Lorsque des parents sont Européens ou résident en Europe et qu’ils se séparent, le droit européen s’applique et c’est lui qui va déterminer dans quel pays seront jugées les difficultés concernant les enfants. C’est le règlement BRUXELLES II Bis (n°2201/2003) du 27 novembre 2003 entré en vigueur le 1er mars 2005 qui s’applique, il créé des règles complexes pour déterminer quel pays sera compétent pour recevoir les demandes concernant la responsabilité parentale .

Il est donc absolument impératif lorsque l’on vit en Europe de vérifier devant quel tribunal il va être possible de faire des demandes concernant les enfants au regard des règles du droit européen.

En principe, le tribunal qui devra statuer est celui de l’Etat membre de l’union européenne dans lequel l’enfant a sa résidence habituelle (article 8).

Toutefois la loi prévoit diverses exceptions :

  • Si l’enfant a déménagé depuis moins de trois mois, c’est l’ancienne résidence habituelle de l’enfant qui fixe la compétence (article 9) mais sous certaines conditions :
    • il faut une décision judiciaire préalable fixant un droit de visite
    • que le droit du pays membre d’origine autorise le déplacement de l’enfant
    • que le titulaire du droit de visite ait encore sa résidence dans l’état membre d’origine
    • qu’il n’ait pas accepté le transfert de compétence dans le cadre d’une procédure dans le nouveau pays de résidence de l’enfant.

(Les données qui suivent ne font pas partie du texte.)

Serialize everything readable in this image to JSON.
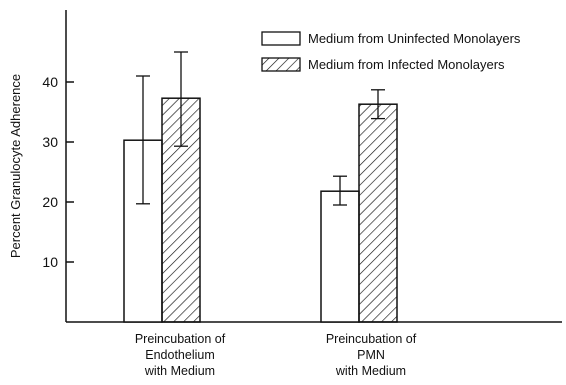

Dans le cadre de l’application de cet article, le titulaire du droit de visite a donc le choix entre les juridictions du pays membre d’origine et celles du nouveau pays membre. Il doit choisir en fonction de son meilleur intérêt, les droits étant différents d’un état à l’autre.

  • Si une procédure de divorce est en cours, il est possible de demander à ce que le juge qui statue pour le divorce décide aussi pour les enfants (article 12 paragraphes 1 et 2) mais à condition
    • que l’un des parents exerce la responsabilité parentale à l’égard de l’enfant
    • que la compétence ait été acceptée par les deux parents
    • que la compétence de ce juge soit de l’intérêt supérieur de l’enfant

Attention, il est donc possible que le tribunal du divorce ne soit pas celui qui statue sur les enfants.

  • Si l’enfant a un lien étroit avec un état membre dont il n’est pas résident, les tribunaux de cet état membre peuvent être compétents à conditions :
    • Que l’enfant ait un lien étroit avec ce pays, notamment parce que l’un de ses parents y demeure, ou qu’il a la nationalité de ce pays
    • Que les parents acceptent tous les deux la compétence de ce pays
    • que la compétence de ce pays soit de l’intérêt supérieur de l’enfant

L’article 13 prévoit que si il est impossible de déterminer la résidence habituelle de l’enfant et si l’article 12 n’est pas applicable, un juge d’un état membre peut statuer pour les enfants présents dans cet état.

Enfin dans certaines conditions il est possible d’obtenir qu’une affaire soit renvoyée d’un état membre vers un autre alors qu’elle est déjà en cours (article 15 paragraphe 3). Il faut pour cela que :

· l’enfant la résidence habituelle de l’enfant ait changé depuis que le tribunal d’origine a été saisi et qu’elle soit désormais fixée dans cet autre état membre.
Ou
· l’enfant avait antérieurement sa résidence habituelle dans cet autre état membre
ou
· l’enfant a la nationalité de cet autre état membre
ou
· la résidence habituelle de l’un des titulaire de la responsabilité parentale se trouve dans cet autre état membre
ou
l’enfant possède des biens dans cet autre état membre et l’affaire concerne la protection de l’enfant en ce qui concerne ces biens

ET il faut que les deux juges soient convaincus que le renvoi est dans l’intérêt supérieur de l’enfant.

Le renvoi peut avoir lieu soit à la demande de l’un des parents soit directement à la demande de l’un des juges.